I’m pretty sure the Reverend Randolph Weber had something different in mind when he titled this sermon, something more spiritually inclined, to be sure. But for me, lifting up your head is one of the best bits of advice any photographer can remember. There’s just so much to see above eye level.
In November of 2001, I was asked to make a presentation to the department heads of my city government, an audience that numbered well over a hundred by the time you included the senior managers. It took place on a Friday morning. After the presentation, my wife and I joined friends who owned their own airplane for a flight up to New York City. While everyone else was getting settled into our hotel, I went for a walk around Midtown Manhattan.
I don’t know how it is with you. I’ve interviewed so many thousands of people in course of my professional work that when I visit a big city I feel like I recognize half the people I see. Of course, most of the people I pass on the street are indeed complete strangers. But when you’ve been amassing this backlog of faces in your mind it’s only natural that you look at people and feel like you know them.

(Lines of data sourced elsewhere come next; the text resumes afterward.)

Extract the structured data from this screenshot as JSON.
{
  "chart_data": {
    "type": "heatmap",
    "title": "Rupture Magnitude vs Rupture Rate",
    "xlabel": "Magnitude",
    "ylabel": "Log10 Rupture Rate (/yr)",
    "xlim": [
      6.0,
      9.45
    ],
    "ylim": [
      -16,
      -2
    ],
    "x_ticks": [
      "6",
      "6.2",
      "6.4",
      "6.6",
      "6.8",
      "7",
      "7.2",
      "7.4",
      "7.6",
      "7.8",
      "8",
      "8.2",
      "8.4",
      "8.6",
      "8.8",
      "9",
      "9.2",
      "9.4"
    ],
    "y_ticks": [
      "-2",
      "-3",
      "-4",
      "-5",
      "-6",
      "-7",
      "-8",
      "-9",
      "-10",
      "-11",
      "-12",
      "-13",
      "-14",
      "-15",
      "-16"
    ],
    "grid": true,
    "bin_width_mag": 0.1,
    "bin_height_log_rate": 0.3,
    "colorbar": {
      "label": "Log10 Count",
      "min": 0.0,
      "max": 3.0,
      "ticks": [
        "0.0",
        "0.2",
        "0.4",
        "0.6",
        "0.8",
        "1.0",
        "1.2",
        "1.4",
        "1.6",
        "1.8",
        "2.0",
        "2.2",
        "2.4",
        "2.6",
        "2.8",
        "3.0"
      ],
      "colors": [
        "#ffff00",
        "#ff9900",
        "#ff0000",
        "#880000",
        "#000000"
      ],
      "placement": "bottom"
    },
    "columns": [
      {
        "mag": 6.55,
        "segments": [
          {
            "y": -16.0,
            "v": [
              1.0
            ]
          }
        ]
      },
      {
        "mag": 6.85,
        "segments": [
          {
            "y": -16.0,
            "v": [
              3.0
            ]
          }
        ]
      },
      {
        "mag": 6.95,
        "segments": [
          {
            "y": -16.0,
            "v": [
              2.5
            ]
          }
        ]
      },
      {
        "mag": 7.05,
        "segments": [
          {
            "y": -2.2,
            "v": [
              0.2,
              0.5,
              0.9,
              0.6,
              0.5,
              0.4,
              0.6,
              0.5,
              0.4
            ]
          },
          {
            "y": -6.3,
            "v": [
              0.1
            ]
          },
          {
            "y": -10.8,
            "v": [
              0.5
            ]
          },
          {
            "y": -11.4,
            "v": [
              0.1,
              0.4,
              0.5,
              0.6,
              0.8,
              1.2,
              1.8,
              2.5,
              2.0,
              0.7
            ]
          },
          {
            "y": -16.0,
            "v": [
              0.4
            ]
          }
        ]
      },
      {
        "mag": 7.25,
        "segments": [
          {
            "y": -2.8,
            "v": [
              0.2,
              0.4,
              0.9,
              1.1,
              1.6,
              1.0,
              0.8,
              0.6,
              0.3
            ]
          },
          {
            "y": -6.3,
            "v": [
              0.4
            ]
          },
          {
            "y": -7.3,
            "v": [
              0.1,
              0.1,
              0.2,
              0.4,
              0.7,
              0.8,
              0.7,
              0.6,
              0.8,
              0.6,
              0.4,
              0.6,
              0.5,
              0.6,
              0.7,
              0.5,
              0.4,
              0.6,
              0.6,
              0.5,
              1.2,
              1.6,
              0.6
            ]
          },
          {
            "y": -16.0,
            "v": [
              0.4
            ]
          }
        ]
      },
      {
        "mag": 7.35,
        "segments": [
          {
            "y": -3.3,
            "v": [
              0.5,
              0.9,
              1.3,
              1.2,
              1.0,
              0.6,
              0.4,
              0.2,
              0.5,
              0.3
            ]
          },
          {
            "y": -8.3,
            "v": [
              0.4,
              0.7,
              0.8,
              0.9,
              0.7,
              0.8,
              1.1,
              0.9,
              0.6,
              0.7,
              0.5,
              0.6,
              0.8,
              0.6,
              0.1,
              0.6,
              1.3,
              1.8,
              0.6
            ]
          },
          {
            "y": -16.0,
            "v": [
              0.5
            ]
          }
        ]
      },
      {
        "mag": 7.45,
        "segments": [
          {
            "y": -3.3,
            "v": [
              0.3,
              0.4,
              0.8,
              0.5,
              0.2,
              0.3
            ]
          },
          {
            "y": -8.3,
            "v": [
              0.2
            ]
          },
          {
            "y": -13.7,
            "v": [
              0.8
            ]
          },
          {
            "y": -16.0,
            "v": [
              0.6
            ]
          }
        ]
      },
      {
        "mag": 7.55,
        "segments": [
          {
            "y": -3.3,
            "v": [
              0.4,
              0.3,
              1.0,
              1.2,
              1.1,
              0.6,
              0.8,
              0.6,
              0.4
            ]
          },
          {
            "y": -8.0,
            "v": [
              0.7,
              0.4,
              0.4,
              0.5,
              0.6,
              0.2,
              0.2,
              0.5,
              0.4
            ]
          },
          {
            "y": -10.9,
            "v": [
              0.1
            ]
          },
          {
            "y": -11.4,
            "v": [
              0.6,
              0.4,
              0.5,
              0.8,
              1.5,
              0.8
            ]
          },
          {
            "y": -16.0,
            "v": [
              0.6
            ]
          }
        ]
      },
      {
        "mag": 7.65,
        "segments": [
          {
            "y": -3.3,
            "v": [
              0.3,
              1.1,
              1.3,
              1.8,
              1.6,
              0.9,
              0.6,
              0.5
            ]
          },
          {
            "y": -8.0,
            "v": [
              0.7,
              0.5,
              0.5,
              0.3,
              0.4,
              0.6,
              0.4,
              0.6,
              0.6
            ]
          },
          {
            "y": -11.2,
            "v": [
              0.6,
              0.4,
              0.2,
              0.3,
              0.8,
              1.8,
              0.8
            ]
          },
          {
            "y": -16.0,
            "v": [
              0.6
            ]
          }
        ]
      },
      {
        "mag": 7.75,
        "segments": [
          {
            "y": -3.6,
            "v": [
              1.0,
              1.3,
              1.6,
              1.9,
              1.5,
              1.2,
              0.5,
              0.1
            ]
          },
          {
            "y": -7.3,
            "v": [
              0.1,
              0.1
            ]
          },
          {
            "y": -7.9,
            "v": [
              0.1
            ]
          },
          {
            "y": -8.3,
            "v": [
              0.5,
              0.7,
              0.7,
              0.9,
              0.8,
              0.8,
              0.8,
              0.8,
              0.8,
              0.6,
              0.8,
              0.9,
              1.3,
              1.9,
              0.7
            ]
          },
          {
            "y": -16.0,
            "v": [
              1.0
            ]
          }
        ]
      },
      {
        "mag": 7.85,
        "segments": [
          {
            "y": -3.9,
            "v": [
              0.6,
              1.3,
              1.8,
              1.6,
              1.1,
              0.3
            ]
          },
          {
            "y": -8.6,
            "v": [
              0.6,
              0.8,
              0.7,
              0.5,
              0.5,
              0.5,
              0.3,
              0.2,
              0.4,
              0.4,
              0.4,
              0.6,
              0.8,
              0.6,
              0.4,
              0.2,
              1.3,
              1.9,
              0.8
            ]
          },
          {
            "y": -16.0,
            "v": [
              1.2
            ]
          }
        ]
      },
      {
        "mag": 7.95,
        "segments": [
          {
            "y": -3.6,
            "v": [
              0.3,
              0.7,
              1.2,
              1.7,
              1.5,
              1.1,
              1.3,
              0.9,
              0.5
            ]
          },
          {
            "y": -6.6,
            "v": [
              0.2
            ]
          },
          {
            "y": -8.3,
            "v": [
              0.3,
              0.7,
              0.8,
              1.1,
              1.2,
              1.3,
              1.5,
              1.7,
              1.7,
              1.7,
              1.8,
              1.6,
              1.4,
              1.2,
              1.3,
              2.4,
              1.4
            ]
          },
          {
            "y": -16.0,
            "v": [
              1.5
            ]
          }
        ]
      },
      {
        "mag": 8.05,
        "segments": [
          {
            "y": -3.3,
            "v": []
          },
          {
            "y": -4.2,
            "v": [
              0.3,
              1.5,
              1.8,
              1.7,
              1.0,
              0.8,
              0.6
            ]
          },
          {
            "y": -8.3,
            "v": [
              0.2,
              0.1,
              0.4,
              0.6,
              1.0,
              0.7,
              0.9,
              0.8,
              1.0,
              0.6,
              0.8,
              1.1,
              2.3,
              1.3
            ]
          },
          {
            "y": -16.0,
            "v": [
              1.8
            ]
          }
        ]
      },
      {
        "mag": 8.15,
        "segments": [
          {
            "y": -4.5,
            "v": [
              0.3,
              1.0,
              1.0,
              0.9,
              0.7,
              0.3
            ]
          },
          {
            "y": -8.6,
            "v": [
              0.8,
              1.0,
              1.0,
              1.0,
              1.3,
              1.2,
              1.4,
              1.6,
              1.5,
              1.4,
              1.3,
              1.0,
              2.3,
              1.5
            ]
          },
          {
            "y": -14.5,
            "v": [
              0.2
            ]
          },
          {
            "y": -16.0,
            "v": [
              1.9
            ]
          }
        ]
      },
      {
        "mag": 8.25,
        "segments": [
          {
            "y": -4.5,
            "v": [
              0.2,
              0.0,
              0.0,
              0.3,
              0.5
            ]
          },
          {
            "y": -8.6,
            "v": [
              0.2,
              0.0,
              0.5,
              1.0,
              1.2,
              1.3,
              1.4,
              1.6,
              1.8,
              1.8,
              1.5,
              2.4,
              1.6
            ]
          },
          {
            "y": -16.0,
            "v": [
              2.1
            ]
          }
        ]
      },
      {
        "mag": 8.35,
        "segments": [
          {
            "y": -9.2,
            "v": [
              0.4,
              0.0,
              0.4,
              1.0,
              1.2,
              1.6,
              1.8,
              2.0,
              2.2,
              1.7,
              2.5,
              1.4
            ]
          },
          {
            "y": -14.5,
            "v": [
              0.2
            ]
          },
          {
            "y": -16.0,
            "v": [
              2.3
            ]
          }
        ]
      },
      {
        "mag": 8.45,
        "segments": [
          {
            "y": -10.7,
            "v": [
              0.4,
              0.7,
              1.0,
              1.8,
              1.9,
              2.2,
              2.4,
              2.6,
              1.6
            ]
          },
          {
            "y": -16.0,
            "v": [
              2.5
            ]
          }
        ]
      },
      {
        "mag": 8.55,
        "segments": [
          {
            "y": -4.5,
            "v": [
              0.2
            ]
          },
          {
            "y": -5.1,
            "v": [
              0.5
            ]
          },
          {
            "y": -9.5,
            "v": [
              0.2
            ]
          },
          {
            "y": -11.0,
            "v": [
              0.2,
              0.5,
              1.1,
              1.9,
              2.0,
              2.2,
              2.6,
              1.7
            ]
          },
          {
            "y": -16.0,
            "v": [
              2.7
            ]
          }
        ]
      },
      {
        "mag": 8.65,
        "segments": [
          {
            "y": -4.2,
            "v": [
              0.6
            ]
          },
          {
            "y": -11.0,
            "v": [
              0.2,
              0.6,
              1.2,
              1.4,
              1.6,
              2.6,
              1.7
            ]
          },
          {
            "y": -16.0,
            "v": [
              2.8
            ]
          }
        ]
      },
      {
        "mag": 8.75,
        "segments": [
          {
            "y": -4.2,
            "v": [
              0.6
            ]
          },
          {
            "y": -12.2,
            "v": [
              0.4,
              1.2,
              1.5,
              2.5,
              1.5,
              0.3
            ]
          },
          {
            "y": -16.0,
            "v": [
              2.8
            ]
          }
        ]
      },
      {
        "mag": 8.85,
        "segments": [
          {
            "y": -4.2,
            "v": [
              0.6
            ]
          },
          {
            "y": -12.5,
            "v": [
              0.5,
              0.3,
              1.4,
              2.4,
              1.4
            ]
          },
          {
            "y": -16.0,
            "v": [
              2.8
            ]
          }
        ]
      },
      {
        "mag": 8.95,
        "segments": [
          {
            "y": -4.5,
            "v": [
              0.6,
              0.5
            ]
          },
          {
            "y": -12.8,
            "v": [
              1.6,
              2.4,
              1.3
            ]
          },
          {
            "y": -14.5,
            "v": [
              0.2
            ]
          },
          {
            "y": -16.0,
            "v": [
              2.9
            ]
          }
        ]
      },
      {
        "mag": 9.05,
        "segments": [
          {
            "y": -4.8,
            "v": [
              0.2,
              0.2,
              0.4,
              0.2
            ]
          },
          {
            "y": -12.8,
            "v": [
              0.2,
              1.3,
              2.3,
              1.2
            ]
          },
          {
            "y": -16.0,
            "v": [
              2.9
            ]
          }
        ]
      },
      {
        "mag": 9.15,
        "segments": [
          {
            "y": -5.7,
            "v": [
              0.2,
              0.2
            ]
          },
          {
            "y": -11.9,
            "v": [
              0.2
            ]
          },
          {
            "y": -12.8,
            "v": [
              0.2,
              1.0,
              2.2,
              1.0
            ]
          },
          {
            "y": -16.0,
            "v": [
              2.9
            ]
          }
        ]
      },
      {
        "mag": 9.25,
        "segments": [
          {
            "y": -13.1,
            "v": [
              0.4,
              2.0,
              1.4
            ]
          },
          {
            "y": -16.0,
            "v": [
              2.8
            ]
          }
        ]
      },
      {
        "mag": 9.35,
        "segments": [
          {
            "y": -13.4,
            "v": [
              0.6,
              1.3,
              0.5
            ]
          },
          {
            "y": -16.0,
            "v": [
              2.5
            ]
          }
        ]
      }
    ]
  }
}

As I walked along Central Park South that afternoon, I passed a man whose appearance caught me a little off guard. He wasn’t a celebrity and I couldn’t figure out any reason I should know him. Yet he was strangely familiar. We both looked at each other with the same puzzled glance, but said nothing and continued on our respective ways.
We had a delightful weekend in Manhattan with our friends. On Sunday morning we decided to split up. My wife wanted to visit Ground Zero, which at that time was still emitting smoke and heat. Our friends went off to church at the Fifth Avenue Presbyterian Church. It seems the Reverend Weber was a prep school buddy of our friend.
While in church they had an experience like mine. They noticed that the couple sitting next to them in the pew were very familiar looking. After the service was over and people were leaving the church, our friends intercepted the couple and apologized for staring at them through the service. It turns out there was reason for them to have recognized the other couple because they are all members of the same Presbyterian church in Virginia Beach.
It turned out we had all arrived in New York on the same afternoon and were staying at the same little hotel. The kicker of the conversation between our friends and the other couple is that as our friends related that they, too, were in New York with another couple, the husband in the other couple said, “And I’ll bet you’re here with Chris Bonney. I passed him on the street Friday afternoon and he didn’t say a word!”
As it turned out, not only was this guy a fellow parishioner at our friends’ church, but he is also one of my sister’s older friends and, to complete the coincidence trifecta, he’s also the guy who’d been in charge of the presentation I’d made the morning before we left home for New York.
It’s a small world. Life up your heads or you might miss something.


  1. Although, not on as grand a coincidence scale, this incident was equally interesting. As you know, I had that pesky prostate problem back in the mid 90's and had a fabulous urologist named Donald Lynch. I also had an Aunt & Uncle on my fathers side who spent most of their life in Ocean View under the water tower on Marlowe Ave. Turns out my Aunt Margie (my fathers sister) passed away in the early 2000's and her funeral was held somewhere on Tidewater Drive. There was only a smattering of people there as they were old and were some of the last to go in their circle of friends. At the conclusion of the service, a man stood up two rows in front of me looking vaguely familiar. As he turned around, I recognized Dr. Lynch among the 20 or so people and was stunned as I asked how he knew my Aunt Margie. Turns out, he was a short wave/ham radio enthusiast as was Margie's husband Heywood and they had been conversing for years via morse code. Small world after all.

  2. Ha! I think it's when someone is "out of context," we don't always make that connection. How serendipitous.